Massive Attack turns concert into facial recognition surveillance experiment
Headline & context
- Many readers initially misparsed the title as a story about a large-scale cyber/terrorist attack, not the band; some argued the headline should explicitly say “band.”
- Others felt capitalization and “turns concert” made it clear enough and that headlines shouldn’t be forced to over-explain.
Article quality & AI authorship speculation
- Several commenters felt the article’s tone and style “smelled” like ChatGPT/SEO content.
- There was debate over AI detectors (seen as unreliable) and whether platforms like HN should badge likely AI-generated pieces.
- Some argued that as long as facts are curated by humans, they don’t care if AI helps; others found the jovial, over-friendly tone off-putting.
What the system actually did: detection vs recognition
- From the video, commenters concluded this was face detection: cameras find faces, crop them, and project them with random labels (“energetic,” “cloud watcher,” etc.).
- Multiple people emphasized this is not facial recognition, which would link faces to identities or a database.
- Some noted similar demos have existed for years (Azure “mood” demo, SNL audience captions, Aphex Twin visuals).
Consent, privacy, and public photography
- Strong discussion on whether crowd imaging at a concert is problematic:
- Some said this is no different from standard concert recording and is likely covered by boilerplate “you may be recorded” ticket terms.
- Others stressed that appearing incidentally on video vs having your face isolated, analyzed, and displayed are different in practice.
- Several commenters highlighted that laws differ by jurisdiction:
- In parts of Europe/Switzerland/France, focusing on individuals or distributing their image can require consent; some exceptions exist for large events or evidence of crime.
- Others pointed out the gap between old “public photography” laws (film era) and today’s cheap, scalable, analytics-heavy surveillance.
Artistic value vs gimmick
- Supportive view: it’s effective performance art that confronts people with what airports, corporations, and governments already do invisibly.

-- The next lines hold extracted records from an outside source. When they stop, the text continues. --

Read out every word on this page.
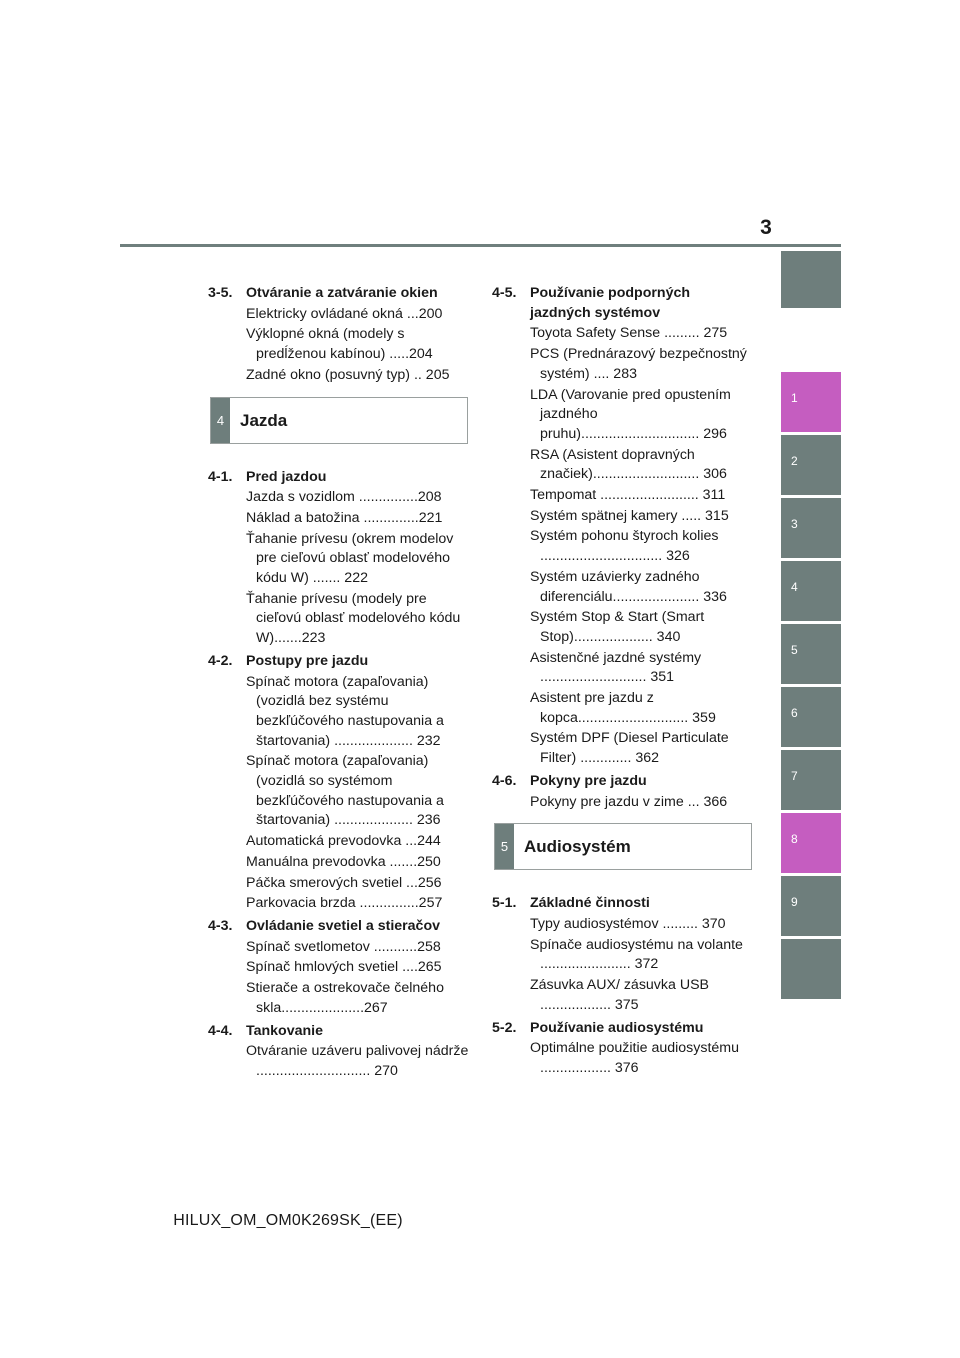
3
1
2
3
4
5
6
7
8
9
3-5. Otváranie a zatváranie okien
Elektricky ovládané okná ...200
Výklopné okná (modely s predĺženou kabínou) .....204
Zadné okno (posuvný typ) .. 205
4 Jazda
4-1. Pred jazdou
Jazda s vozidlom ...............208
Náklad a batožina ..............221
Ťahanie prívesu (okrem modelov pre cieľovú oblasť modelového kódu W) ....... 222
Ťahanie prívesu (modely pre cieľovú oblasť modelového kódu W).......223
4-2. Postupy pre jazdu
Spínač motora (zapaľovania) (vozidlá bez systému bezkľúčového nastupovania a štartovania) .................... 232
Spínač motora (zapaľovania) (vozidlá so systémom bezkľúčového nastupovania a štartovania) .................... 236
Automatická prevodovka ...244
Manuálna prevodovka .......250
Páčka smerových svetiel ...256
Parkovacia brzda ...............257
4-3. Ovládanie svetiel a stieračov
Spínač svetlometov ...........258
Spínač hmlových svetiel ....265
Stierače a ostrekovače čelného skla.....................267
4-4. Tankovanie
Otváranie uzáveru palivovej nádrže ............................. 270
4-5. Používanie podporných jazdných systémov
Toyota Safety Sense ......... 275
PCS (Prednárazový bezpečnostný systém) .... 283
LDA (Varovanie pred opustením jazdného pruhu).............................. 296
RSA (Asistent dopravných značiek)........................... 306
Tempomat ......................... 311
Systém spätnej kamery ..... 315
Systém pohonu štyroch kolies ............................... 326
Systém uzávierky zadného diferenciálu...................... 336
Systém Stop & Start (Smart Stop).................... 340
Asistenčné jazdné systémy ........................... 351
Asistent pre jazdu z kopca............................ 359
Systém DPF (Diesel Particulate Filter) ............. 362
4-6. Pokyny pre jazdu
Pokyny pre jazdu v zime ... 366
5 Audiosystém
5-1. Základné činnosti
Typy audiosystémov ......... 370
Spínače audiosystému na volante ....................... 372
Zásuvka AUX/ zásuvka USB .................. 375
5-2. Používanie audiosystému
Optimálne použitie audiosystému .................. 376
HILUX_OM_OM0K269SK_(EE)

- Critical view: it’s just a gimmick (random adjectives, unclear if live faces) and the article overdramatizes it as “biometric capture without consent.”
- A few argued that the lack of clear consent/retention info is itself part of the artwork, mirroring how real data practices work.
Surveillance, capitalism & authoritarianism
- The thread broadened into worries about:
- Corporations and retailers using cameras and analytics to profile customers.
- Modern regimes having far greater surveillance capacity than 20th‑century dictatorships.
- Some see this as a qualitatively new threat; others note that power also becomes more fragile and contested when so much tech is involved.
Miscellaneous tangents
- Debate over Massive Attack’s touring focus and lack of recent new material.
- Recurring speculation linking a band member to Banksy.
- Anecdotes about similar art installations being blocked over consent concerns at events like regional burns.